Вдруг слышу — Демьян мне в спину дерзко говорит:
— Так им, пан судья, и передай: кто сюда сунется, того и закопаем. У нас, пан судья, лопат много, а к лету еще больше будет — на вас на всех хватит. Мы нашего Цмока вам в обиду не дадим!
И эти, слышу, зашумели: не дадим, не дадим! Ну, думаю, шумите, шумите, а я буду дело делать.

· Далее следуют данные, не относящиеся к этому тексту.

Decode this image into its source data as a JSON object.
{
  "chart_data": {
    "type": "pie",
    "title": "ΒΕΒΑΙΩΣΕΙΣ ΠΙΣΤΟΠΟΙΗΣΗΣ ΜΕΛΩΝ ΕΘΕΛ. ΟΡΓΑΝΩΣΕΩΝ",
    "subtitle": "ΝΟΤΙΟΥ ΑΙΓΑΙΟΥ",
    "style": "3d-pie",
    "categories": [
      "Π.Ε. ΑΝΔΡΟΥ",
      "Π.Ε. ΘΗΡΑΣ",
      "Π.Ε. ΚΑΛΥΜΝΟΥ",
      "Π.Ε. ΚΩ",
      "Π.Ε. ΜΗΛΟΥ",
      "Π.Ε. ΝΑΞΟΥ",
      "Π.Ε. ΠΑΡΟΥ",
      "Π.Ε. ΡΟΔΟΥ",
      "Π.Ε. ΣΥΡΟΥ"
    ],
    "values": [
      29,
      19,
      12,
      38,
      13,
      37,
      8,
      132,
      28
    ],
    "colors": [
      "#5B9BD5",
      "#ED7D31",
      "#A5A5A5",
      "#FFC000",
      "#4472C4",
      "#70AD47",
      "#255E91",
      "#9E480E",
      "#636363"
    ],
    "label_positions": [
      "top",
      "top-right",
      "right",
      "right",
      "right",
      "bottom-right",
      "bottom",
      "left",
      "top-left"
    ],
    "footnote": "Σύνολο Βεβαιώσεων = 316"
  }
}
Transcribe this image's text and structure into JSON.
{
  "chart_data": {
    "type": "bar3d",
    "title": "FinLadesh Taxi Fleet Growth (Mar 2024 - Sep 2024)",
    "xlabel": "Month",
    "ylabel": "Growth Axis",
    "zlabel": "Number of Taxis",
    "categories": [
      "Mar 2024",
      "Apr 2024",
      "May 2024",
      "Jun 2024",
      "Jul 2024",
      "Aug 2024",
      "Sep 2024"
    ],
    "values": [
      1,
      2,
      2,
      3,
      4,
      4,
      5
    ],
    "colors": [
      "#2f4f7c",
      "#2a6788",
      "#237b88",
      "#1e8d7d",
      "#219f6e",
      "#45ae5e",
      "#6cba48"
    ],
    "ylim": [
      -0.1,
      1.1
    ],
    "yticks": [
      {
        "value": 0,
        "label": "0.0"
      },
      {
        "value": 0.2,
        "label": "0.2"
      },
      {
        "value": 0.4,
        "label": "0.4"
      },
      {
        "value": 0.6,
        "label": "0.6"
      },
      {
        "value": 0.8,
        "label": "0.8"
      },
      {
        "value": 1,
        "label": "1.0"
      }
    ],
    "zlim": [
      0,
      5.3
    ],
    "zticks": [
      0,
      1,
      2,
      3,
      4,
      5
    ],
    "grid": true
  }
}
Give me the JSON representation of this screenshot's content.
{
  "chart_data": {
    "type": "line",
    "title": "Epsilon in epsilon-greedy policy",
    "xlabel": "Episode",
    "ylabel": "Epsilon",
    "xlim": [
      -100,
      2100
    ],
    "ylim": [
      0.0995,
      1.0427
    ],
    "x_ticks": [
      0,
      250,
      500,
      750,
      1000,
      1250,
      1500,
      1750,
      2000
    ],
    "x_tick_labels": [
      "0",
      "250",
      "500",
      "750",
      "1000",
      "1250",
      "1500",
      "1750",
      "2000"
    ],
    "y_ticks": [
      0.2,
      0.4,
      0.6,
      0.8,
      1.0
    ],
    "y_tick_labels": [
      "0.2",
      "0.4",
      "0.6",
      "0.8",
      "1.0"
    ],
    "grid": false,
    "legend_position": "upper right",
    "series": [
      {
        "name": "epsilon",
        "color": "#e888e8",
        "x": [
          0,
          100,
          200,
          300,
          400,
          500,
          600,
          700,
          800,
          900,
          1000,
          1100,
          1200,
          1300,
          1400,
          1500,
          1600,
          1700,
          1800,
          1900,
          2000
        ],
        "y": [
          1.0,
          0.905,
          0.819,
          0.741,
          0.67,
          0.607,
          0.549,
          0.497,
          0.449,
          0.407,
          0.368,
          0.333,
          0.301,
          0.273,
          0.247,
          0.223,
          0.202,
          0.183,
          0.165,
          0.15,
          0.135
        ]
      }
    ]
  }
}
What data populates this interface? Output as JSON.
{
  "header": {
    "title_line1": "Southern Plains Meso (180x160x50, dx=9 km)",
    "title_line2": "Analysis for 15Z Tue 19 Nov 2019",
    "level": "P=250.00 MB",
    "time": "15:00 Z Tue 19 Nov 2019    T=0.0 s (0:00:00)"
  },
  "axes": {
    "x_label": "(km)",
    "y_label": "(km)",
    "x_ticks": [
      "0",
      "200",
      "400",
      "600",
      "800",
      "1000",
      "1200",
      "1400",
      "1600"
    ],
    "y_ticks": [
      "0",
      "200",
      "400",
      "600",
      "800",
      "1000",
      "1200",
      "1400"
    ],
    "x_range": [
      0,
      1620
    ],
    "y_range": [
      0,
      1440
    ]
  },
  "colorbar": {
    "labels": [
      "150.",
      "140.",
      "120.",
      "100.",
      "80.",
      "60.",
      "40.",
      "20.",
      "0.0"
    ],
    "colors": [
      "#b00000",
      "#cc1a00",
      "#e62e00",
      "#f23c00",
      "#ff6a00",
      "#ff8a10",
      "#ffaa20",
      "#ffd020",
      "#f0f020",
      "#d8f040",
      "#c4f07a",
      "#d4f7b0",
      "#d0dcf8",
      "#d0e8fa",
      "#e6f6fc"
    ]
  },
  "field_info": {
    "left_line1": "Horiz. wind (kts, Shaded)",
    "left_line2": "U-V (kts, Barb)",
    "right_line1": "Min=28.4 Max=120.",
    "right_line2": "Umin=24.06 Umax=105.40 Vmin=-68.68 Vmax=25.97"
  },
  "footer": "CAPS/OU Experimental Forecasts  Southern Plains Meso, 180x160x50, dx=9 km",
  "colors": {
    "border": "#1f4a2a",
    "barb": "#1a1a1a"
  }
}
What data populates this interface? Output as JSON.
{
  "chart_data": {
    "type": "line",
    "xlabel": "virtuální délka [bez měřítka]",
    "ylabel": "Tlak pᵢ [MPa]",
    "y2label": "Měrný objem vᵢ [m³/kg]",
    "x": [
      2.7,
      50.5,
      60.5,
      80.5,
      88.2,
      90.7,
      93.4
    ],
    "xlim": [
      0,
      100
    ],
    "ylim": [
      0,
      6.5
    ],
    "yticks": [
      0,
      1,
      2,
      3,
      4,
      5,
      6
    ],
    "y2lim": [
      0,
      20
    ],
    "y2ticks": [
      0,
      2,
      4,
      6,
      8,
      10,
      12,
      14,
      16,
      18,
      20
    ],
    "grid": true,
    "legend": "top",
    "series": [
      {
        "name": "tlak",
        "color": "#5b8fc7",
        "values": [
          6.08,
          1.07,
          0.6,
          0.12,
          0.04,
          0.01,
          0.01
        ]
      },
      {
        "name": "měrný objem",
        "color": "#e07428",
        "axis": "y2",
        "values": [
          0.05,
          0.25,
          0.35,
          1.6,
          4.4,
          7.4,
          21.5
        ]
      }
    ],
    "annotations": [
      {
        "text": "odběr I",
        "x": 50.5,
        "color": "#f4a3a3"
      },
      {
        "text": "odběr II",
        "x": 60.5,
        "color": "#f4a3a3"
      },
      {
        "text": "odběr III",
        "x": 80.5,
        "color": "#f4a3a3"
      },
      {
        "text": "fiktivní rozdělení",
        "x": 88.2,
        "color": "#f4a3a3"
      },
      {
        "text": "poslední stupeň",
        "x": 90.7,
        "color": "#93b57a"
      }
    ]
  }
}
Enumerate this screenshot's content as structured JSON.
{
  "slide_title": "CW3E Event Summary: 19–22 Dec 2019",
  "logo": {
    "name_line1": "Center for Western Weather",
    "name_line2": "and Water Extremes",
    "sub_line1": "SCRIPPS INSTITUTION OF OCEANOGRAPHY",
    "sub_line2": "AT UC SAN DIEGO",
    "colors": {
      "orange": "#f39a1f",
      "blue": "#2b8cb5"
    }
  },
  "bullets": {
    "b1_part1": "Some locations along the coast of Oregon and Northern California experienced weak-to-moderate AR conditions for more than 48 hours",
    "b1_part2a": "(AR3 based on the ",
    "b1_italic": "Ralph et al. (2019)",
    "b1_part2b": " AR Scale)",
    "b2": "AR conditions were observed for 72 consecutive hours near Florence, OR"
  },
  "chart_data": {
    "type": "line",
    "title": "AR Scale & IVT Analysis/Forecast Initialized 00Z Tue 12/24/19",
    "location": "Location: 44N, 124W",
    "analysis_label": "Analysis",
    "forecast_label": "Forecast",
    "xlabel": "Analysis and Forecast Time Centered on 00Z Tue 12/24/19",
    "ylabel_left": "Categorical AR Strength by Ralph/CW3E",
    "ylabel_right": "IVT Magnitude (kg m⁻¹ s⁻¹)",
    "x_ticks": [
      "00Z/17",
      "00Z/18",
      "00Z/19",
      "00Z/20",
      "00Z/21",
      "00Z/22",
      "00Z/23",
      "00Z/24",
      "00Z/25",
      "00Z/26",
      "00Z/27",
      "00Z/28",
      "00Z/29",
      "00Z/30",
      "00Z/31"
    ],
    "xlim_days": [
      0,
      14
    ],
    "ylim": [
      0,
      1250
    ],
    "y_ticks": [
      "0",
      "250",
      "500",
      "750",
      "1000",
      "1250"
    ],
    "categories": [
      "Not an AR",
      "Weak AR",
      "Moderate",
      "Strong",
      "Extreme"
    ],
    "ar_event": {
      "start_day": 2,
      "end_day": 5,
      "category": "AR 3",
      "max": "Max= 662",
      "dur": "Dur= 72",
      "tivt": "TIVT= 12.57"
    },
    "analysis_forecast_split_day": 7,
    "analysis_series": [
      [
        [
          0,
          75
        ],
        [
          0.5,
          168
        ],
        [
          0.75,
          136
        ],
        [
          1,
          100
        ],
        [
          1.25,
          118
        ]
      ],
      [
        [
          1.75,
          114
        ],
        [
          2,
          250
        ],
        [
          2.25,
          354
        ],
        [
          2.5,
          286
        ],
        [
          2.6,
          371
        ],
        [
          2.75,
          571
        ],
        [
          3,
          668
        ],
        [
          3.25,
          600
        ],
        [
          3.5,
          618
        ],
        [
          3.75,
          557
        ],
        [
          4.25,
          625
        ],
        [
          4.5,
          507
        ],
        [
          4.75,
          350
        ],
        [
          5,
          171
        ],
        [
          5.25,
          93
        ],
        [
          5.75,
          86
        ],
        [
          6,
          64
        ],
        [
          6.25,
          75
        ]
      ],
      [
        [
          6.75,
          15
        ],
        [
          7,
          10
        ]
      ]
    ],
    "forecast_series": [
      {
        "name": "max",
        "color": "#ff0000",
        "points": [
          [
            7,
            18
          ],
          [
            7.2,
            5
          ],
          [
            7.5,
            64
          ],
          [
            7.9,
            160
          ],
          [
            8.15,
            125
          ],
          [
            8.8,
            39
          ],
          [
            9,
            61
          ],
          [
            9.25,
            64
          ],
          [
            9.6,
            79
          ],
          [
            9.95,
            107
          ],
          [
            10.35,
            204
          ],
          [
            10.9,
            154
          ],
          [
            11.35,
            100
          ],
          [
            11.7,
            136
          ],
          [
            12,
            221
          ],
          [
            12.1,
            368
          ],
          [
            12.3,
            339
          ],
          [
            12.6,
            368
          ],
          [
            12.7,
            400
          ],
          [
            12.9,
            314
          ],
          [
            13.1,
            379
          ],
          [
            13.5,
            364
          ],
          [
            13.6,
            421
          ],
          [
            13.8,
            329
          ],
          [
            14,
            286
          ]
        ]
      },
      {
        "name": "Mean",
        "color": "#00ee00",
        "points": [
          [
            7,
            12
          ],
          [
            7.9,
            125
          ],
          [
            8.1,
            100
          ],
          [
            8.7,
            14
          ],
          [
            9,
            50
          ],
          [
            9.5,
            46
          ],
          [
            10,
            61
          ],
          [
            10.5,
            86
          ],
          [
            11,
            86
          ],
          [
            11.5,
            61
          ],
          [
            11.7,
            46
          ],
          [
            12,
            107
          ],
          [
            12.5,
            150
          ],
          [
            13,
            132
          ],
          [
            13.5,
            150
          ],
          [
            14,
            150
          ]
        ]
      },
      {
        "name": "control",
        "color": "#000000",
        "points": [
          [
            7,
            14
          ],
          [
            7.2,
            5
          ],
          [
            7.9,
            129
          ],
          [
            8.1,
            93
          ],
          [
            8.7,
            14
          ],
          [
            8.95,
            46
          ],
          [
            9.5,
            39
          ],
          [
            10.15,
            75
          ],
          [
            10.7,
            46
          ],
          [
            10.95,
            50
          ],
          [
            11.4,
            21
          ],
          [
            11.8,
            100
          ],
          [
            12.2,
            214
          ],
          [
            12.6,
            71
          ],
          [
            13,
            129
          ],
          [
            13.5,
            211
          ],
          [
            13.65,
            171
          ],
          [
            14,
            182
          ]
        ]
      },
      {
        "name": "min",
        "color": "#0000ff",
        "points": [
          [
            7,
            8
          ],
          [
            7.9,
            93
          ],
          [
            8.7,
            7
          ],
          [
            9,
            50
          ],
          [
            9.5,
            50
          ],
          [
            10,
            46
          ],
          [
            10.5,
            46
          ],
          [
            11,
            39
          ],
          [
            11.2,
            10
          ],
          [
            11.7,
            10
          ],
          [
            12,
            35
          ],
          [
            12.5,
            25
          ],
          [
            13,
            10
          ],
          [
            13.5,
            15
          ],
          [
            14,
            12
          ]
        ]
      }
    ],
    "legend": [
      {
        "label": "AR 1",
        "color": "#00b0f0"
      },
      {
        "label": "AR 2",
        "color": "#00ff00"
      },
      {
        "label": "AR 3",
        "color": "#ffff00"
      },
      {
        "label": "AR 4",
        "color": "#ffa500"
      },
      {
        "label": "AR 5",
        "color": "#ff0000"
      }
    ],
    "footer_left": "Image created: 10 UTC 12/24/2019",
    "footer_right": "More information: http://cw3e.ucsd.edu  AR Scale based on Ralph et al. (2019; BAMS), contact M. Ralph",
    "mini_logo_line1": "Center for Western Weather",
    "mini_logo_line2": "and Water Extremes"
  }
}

Так и уехал я от них. Потом приехал к пану Юзафу. Потом от пана Юзафа поехал прямо в Глебск. Ехал, зорко смотрел по сторонам, ждал Демьяновых хлопов. Но никого до самых Липок я не встретил, разве что одну старуху-нищенку. Увидел я ее и думаю: вот как раз мой пятигрош и пригодится. Дал я старухе пятигрош, она мне низко поклонилась. Приехал я в Липки, и там сразу к тамошнему войту, войт дал мне сменного коня, трех гайдуков, и я поехал дальше. Быстро ехал, нигде не задерживался, все у меня в дороге получалось лучше лучшего, о Юзафе с Анелькой я не беспокоился, я их предупредил. Да и мои гайдуки, которых я у Яромы оставил, тоже, думал, никуда не денутся, потому как у нас с ними издавна такой уговор: если я три дня не возвращаюсь, так они тогда меня не ищут, а собираются и возвращаются домой, к моей пани Марыле. А моя пани Марыля — это о! За ней не пропадешь.